FBI investigating whether banks broke criminal laws
A man holds a pen over mortgage application forms.
TEXT OF INTERVIEW
JEREMY HOBSON: Now to the ongoing mortgage documentation issue that's causing a lot of concern about some of the nation's biggest banks. We hear this morning that the FBI is looking into whether criminal laws were broken by banks that may not have complied with documentation requirements when ownership of mortgages was transferred. Dan Greenhaus is chief Market Economist at Miller Tabac. He joins us live from New York, good morning, Dan.
DAN GREENHAUS: Good morning. How are you?
HOBSON: Very good, thank you. The reason, Dan, that many people are concerned about this issue is that if banks end up having to buy back a lot of mortgages and mortgage backed securities that they thought they had sold that we could end up in another financial crisis. What's your take on how this story and how it's unfolding and how big a problem this could be?
GREENHAUS: Well, certainly in a worst case scenario event it could be quite damaging to several of the larger banks, Bank of America being the name that's mentioned most frequently right now.
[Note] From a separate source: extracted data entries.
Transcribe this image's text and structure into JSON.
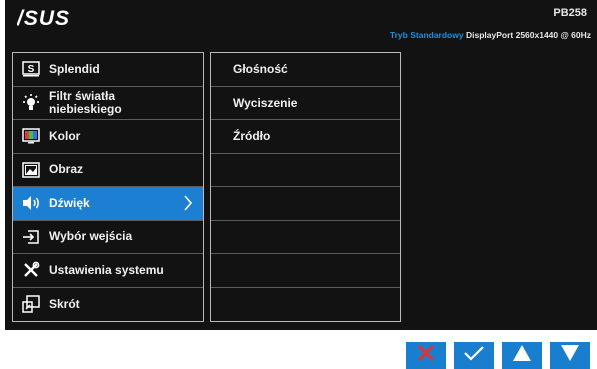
{
  "header": {
    "logo": "/SUS",
    "model": "PB258",
    "mode": "Tryb Standardowy",
    "port": "DisplayPort",
    "resolution": "2560x1440 @ 60Hz"
  },
  "menu": [
    {
      "label": "Splendid",
      "icon": "splendid-icon"
    },
    {
      "label": "Filtr światła\nniebieskiego",
      "icon": "blue-light-icon"
    },
    {
      "label": "Kolor",
      "icon": "color-icon"
    },
    {
      "label": "Obraz",
      "icon": "image-icon"
    },
    {
      "label": "Dźwięk",
      "icon": "speaker-icon",
      "selected": true
    },
    {
      "label": "Wybór wejścia",
      "icon": "input-select-icon"
    },
    {
      "label": "Ustawienia systemu",
      "icon": "wrench-icon"
    },
    {
      "label": "Skrót",
      "icon": "shortcut-icon"
    }
  ],
  "submenu": [
    "Głośność",
    "Wyciszenie",
    "Źródło",
    "",
    "",
    "",
    "",
    ""
  ],
  "buttons": [
    "close-icon",
    "check-icon",
    "up-arrow-icon",
    "down-arrow-icon"
  ],
  "colors": {
    "accent": "#1c7fd2",
    "background": "#121212",
    "mode_text": "#1a8fdc"
  }
}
GREENHAUS: And in those types of situations you're talking about a loss of somewhere around $30- to $90- billion depending on who's doing the estimates. But it's important to remember that this is not a loss that will be taken in one fell swoop, that would require $90 billion in equity or capital injections, but rather a multi-quarter or multi-year process. That certainly hurts the banks and hurts earnings, but maybe isn't necessarily a crippling event.
HOBSON: It's not enough to bring them to their knees.
GREENHAUS: Well, in some cases it might be, and I would defer specific bank analysts on which banks that would be, but I think whenever you hear $50-, $60-, $70- billion as a potential loss scenario it is quite large and would require in many respects the banks to tap the capital markets.
HOBSON: And briefly, Dan, Washington is obviously in a tricky situation here. They want to make sure that they are being tough on banks that broke the law, but they don't want to put the financial system in jeopardy again. What's your take on their role?
GREENHAUS: Well I mean of course if laws were broken, as tax players, in many respects that saved some of these banks, we want to find out the extent of the law breaking and the damage that would ensue, but at the same time we have to balance that against the fact that a lot of these banks are not in the healthiest position and pushing them to the brink of bankruptcy or over the brink isn't necessarily in the immediate sense in the nation's best interest. But at the end of the day, if laws were broken then laws were broken.
HOBSON: Alright Dan Greenhaus, thanks so much.
GREENHAUS: Great, thank you.
HOBSON: Dan Greenhaus is chief Market Economist at Miller Tabac.